10. The Snizard Monster of 2009 has been missing for five years. Chances are she’s either escaped or dead. Of course there’s also chance she’s hiding in the attic, breeding tiny hybrid snake-lizards.
9. I chose really pretty mirrors for the bathrooms, and I’ll leave them for you. I want you to look at your beautiful mug every morning. I mean, you look really great when you first wake up.
8. We’ve only had one scorpion in our house. I killed it. It was plastic. Thanks for the heart attack, tiny humans.

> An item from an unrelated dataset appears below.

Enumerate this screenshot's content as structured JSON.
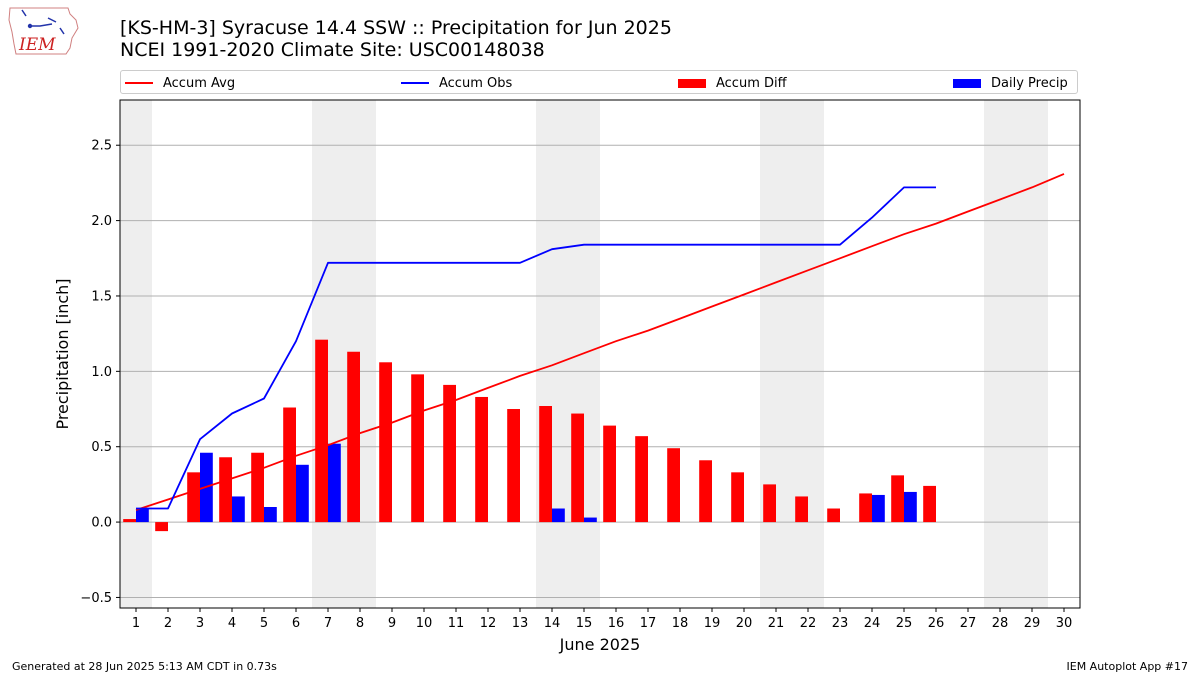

7. It’s 5 o’clock somewhere, and always 6:20 at my house. The big clock on the family room wall always says 6:20, because I put the batteries in backwards and haven’t had enough energy to change them in the past four years. You don’t get the clock, though. I’m taking it with.
6. It’s not haunted.

5. You can pee off the deck without much of an audience, so say the male members of my household. Apparently men think this is a selling point?
4. Two lawn mowers convey. Just so we’re clear, I’m talking about the two that don’t work.
3. I’m sure my children haven’t peed in the pool. They can hold their bladders for hours, just ask them. Also, it’s never their fault when they get in trouble at school, the wet towel in the bathroom is a mystery, and my kids are never to blame when I receive crippling injuries trying to maneuver a Lego-scattered hallway in the middle of the night.
2. I’m leaving the blinds. You’ll thank me some dark evening when you decide to watch 30 Days of Night in your isolated country home.
1. Our home is on the free, neighborhood pest control rotation. We call it Stray Guineas, Inc.